Again a substantial amount of money has been spent on a scientific study trying to show that our longevity is totally shaped by our environment. Again it has not corrected for genetics, so no conclusions can be drawn regarding the healthiness or otherwise of Japanese food.
I had the great pleasure of living in Japan for three years and experienced their excellent food first hand. Their diet is considered healthy for a number of reasons, but mainly because it is very low in sugar, particularly fructose, compared to a Western diet. Their main carbohydrate is white rice, which is usually eaten at the end of a meal as a filler, so in smaller amounts. They do not eat desserts, as we would understand them. They also eat a lot of low glycaemic index foods such as raw fish and vegetables. Their portions are certainly smaller, but then so is the average Japanese body size. In any case, the many courses consumed over the prolific number of business dinners I attended added up to a lot of calories, particularly when considering the copious amounts of beer and nihon-shu (Sake) we were forced to consume.
The point that is usually missed amongst all this enthusiasm for their diet is that the Japanese are genetically distinct in many ways. Before a pharmaceutical product can be registered for sale in Japan their regulatory authorities insist that separate clinical studies to be conducted on ethnic Japanese patients. This is because there are many instances where Japanese react very differently to drugs compared to their Western counterparts – demonstrating different genetics and different metabolic pathways.
Compared to Westerners the Japanese have naturally lower levels of body fat but higher blood cholesterol levels for comparable fat intake. They have higher mortality from stroke but lower mortality from coronary heart disease. The Japanese have unique versions of ethanol-metabolizing enzyme genes compared to Westerners, which affects their response to alcoholic drinks. They have lower rates of lung cancer despite higher smoking rates then the West, however they are more susceptible to stomach cancer (4 times UK levels).

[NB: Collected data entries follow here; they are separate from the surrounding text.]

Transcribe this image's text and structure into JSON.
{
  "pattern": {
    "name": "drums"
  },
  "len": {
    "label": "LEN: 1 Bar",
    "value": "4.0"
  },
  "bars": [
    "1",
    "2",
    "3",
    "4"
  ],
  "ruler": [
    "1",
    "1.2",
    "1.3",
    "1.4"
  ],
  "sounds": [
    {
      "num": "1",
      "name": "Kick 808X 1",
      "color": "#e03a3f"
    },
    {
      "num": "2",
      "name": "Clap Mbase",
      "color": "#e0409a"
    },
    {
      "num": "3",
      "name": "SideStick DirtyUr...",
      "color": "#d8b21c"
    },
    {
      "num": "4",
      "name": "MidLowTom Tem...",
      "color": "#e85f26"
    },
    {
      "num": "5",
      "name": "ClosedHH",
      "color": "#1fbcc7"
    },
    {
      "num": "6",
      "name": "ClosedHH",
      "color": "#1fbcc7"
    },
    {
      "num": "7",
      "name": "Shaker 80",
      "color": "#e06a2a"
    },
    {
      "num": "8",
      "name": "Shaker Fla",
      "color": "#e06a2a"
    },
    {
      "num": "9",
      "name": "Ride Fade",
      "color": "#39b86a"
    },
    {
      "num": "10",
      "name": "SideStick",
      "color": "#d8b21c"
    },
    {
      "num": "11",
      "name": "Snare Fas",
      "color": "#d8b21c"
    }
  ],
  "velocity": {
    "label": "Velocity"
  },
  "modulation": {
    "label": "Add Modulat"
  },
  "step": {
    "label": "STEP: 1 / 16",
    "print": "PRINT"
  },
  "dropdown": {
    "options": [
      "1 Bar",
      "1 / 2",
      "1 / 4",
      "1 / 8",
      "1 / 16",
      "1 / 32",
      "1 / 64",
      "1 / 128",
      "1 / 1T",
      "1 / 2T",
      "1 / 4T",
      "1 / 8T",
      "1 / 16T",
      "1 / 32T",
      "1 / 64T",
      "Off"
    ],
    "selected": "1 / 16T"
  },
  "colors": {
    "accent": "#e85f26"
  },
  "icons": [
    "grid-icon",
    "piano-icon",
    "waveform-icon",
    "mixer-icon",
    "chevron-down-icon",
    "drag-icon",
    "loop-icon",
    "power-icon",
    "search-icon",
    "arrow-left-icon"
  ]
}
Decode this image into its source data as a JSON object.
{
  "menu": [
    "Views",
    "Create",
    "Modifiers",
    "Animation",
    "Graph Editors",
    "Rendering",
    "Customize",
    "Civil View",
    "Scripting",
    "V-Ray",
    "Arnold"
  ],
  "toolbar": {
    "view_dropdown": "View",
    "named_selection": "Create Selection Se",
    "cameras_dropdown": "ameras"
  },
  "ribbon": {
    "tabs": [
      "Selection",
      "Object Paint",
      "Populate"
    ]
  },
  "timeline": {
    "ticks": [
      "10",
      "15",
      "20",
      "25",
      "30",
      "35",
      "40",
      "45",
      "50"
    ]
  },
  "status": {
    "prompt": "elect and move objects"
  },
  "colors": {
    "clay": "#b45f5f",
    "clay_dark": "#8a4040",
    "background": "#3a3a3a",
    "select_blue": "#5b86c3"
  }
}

The different genes in our pet cats compared to ourselves has an enormous effect on our expected longevity. The 3.7-year difference in life expectancy between Western and Japanese women could be entirely genetic.
How much of these differences are due to genes and how much is due to diet is difficult to assess. This study has not shed any light on either. I shall continue to eat Japanese food for its organoleptic qualities and reserve judgment on its health effects.